D’un coup, je me rends compte que je sens le souffle de Milan sur ma joue. Il me sonde. Il sourit. Mon regard perdu dans le vague revient sur lui.

« Est-ce que je peux t’embrasser ? »

J’aurais aimé lui répondre que oui, me laisser aller à ses baisers tendres et sincères… Mais j’ai oublié de me laver les dents.

« Non, Milan. Je suis désolée.

– Je comprends. »

Bien sûr que non, il ne comprend pas. Moi non plus, d’ailleurs.

Je sursaute en voyant Jade virer les mains de Maëlle des siennes et s’en aller. Milan se retourne.

« Tu devrais aller la voir.

– Elles doivent régler ça ensemble.

– Je crois que c’est déjà fait. »

Son regard est lourd de sous-entendus que je n’arrive pas à traduire, mais qui me plaisent. Il lâche mes mains avec lenteur et regret. Je veux m’excuser, mais il me coupe.

« Va profiter de ta soirée avec elle. Je ne t’en voudrai pas. On en parlera demain. »

Je sais quelle est la bonne décision et pourtant je reste face à lui, interdite. Il penche sa tête et me fait signe d’y aller. J’hésite. J’aimerais lui rendre sa bague, mais il se recule quand je porte ma main à son doigt. Je l’enlace une dernière fois et lui embrasse la joue. Ce ne sont ni la soirée, ni le baiser qu’il attendait, mais je n’arrive pas à m’en vouloir.

Je m’élance vers Maëlle, le souffle court, et manque de lui rentrer dedans. Je bloque mes freins alors qu’elle s’accroupit face à moi et me prend lentement le visage entre ses paumes douces et rosées. On se regarde, on se sourit bêtement, comme si on se découvrait pour la première fois, mais c’est encore mieux : on se comprend mieux que jamais.

« Je peux ?

– S’il-te-plaît, oui. »

Ma voix suppliante est réduite au silence par ses lèvres affamées. Elle m’embrasse encore et encore en tenant mon visage au plus près du sien. Nos nez se caressent autant que nos lèvres, je sens alors nos respirations haletantes et nos sourires naître entre deux baisers. Je pose mes mains sur son cou et l’éloigne de mon visage malgré moi.

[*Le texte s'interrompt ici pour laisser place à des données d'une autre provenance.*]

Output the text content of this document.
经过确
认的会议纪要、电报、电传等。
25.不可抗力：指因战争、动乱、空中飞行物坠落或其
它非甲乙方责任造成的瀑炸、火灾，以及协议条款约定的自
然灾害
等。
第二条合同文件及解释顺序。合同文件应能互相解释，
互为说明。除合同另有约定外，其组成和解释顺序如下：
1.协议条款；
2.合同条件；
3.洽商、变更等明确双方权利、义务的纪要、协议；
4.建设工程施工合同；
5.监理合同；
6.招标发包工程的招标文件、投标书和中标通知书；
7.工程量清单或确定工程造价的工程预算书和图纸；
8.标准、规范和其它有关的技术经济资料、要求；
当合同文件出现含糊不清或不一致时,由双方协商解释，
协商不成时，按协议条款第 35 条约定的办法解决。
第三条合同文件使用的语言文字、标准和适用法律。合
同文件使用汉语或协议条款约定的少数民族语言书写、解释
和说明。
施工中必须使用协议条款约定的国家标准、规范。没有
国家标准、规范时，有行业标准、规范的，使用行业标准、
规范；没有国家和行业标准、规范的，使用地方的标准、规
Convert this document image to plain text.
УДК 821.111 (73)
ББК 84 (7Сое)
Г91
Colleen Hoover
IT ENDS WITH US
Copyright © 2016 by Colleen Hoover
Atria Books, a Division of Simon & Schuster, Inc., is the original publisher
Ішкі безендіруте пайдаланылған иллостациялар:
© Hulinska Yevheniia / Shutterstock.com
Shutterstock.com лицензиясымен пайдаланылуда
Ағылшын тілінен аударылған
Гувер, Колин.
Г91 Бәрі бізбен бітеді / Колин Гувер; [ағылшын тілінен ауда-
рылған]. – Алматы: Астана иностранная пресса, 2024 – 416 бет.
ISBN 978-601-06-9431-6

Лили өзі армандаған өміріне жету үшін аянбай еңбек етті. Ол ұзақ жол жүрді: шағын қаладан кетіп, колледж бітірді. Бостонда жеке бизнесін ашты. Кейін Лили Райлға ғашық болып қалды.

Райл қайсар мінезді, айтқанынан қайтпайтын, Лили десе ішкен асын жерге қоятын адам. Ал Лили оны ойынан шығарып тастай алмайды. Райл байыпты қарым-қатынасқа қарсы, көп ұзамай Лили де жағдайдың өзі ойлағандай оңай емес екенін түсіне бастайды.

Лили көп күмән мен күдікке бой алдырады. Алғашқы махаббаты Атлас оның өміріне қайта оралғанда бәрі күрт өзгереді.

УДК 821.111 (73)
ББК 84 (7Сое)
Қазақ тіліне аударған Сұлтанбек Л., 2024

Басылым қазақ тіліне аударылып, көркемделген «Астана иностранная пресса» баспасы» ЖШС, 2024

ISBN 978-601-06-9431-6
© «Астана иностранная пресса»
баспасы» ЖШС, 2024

Nous nous fixons, rions de notre bêtise et nous enlaçons comme nous l’avons toujours fait.

« Mais depuis quand ?

– Toi, depuis quand ? »

Nous sommes toutes les deux incapables de répondre, submergées par tous les sentiments que nous avions enfoui trop longtemps. Je pleure presque de joie alors qu’elle m’embrasse de nouveau. Tout devient si évident. J’adore le goût de ses lèvres, de ses sourires, de nos moments passés ensembles.

« Je t’aime Maëlle. Je t’aime depuis trop longtemps. Je ne me souviens pas ne pas t’avoir aimé. »

La soirée, les attentes de mes parents, Milan, tout passe à la trappe. Plus rien n’a aucune importance à part elle. Ça a toujours été le cas.